—Maman, maman, ma pauvre maman, regarde-moi!
Elle aurait semblé morte si tous ses membres n'eussent été parcourus d'un frémissement presque insensible, d'une vibration de corde tendue. Il répétait:
—Maman, maman, écoute-moi. Ça n'est pas vrai. Je sais bien que ça n'est pas vrai.
Elle eut un spasme, une suffocation, puis tout à coup elle sanglota dans l'oreiller. Alors tous ses nerfs se détendirent, ses muscles raidis s'amollirent, ses doigts s'entr'ouvrant lâchèrent la toile; et il lui découvrit la face.
Elle était toute pâle, toute blanche, et de ses paupières fermées on voyait couler des gouttes d'eau. L'ayant enlacée par le cou, il lui baisa les yeux, lentement, par grands baisers désolés qui se mouillaient à ses larmes, et il disait toujours:
—Maman, ma chère maman, je sais bien que ça n'est pas vrai. Ne pleure pas, je le sais!

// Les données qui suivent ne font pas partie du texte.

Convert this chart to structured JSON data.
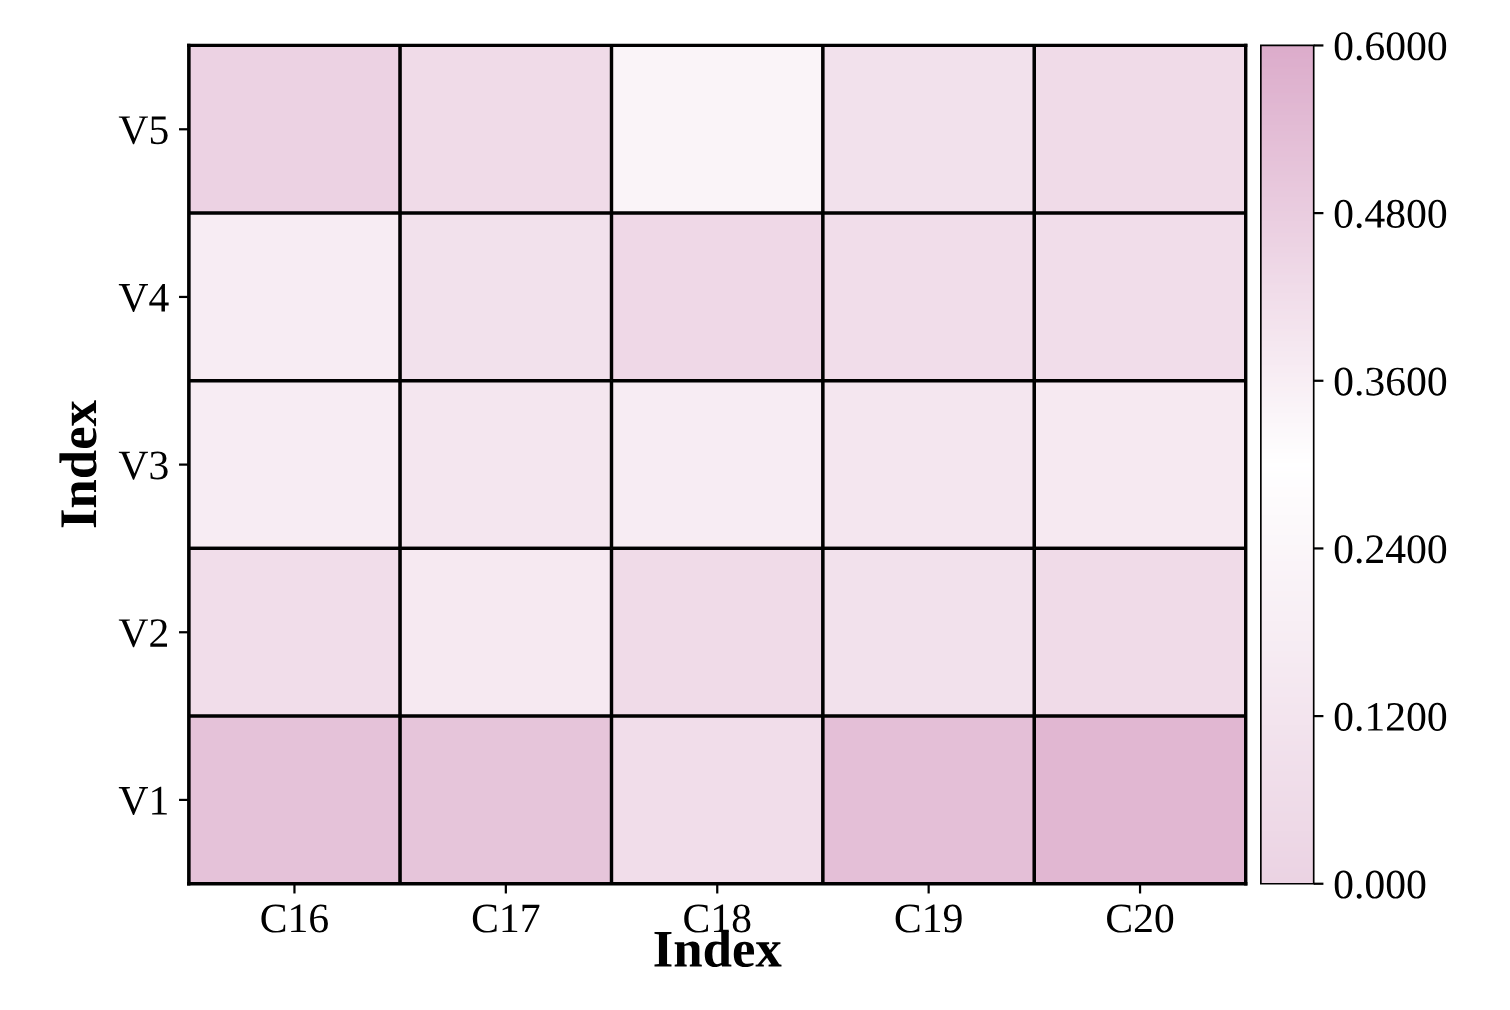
{
  "chart_data": {
    "type": "heatmap",
    "xlabel": "Index",
    "ylabel": "Index",
    "categories": [
      "C16",
      "C17",
      "C18",
      "C19",
      "C20"
    ],
    "y_categories": [
      "V5",
      "V4",
      "V3",
      "V2",
      "V1"
    ],
    "cells": [
      [
        0.46,
        0.43,
        0.34,
        0.41,
        0.43
      ],
      [
        0.37,
        0.41,
        0.44,
        0.42,
        0.42
      ],
      [
        0.37,
        0.39,
        0.37,
        0.39,
        0.38
      ],
      [
        0.42,
        0.38,
        0.43,
        0.41,
        0.43
      ],
      [
        0.52,
        0.51,
        0.42,
        0.53,
        0.56
      ]
    ],
    "clim": [
      0,
      0.6
    ],
    "cticks": [
      {
        "value": 0,
        "label": "0.000"
      },
      {
        "value": 0.12,
        "label": "0.1200"
      },
      {
        "value": 0.24,
        "label": "0.2400"
      },
      {
        "value": 0.36,
        "label": "0.3600"
      },
      {
        "value": 0.48,
        "label": "0.4800"
      },
      {
        "value": 0.6,
        "label": "0.6000"
      }
    ]
  }
}
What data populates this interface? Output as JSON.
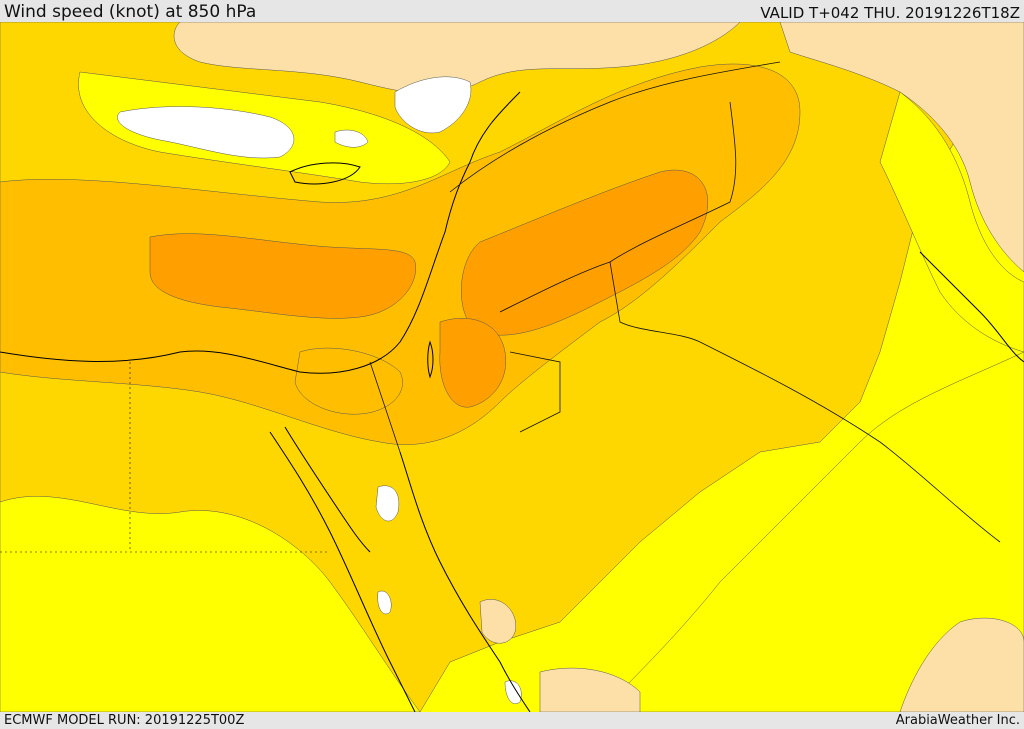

Ça n'est pas vrai!
Elle se souleva, s'assit, le regarda, et avec un de ces efforts de courage qu'il faut, en certains cas, pour se tuer, elle lui dit:
—Non, c'est vrai, mon enfant.
Et ils restèrent sans paroles, l'un devant l'autre. Pendant quelques instants encore elle suffoqua, tendant la gorge, en renversant la tête pour respirer, puis elle se vainquit de nouveau et reprit:
—C'est vrai, mon enfant. Pourquoi mentir? C'est vrai. Tu ne me croirais pas, si je mentais.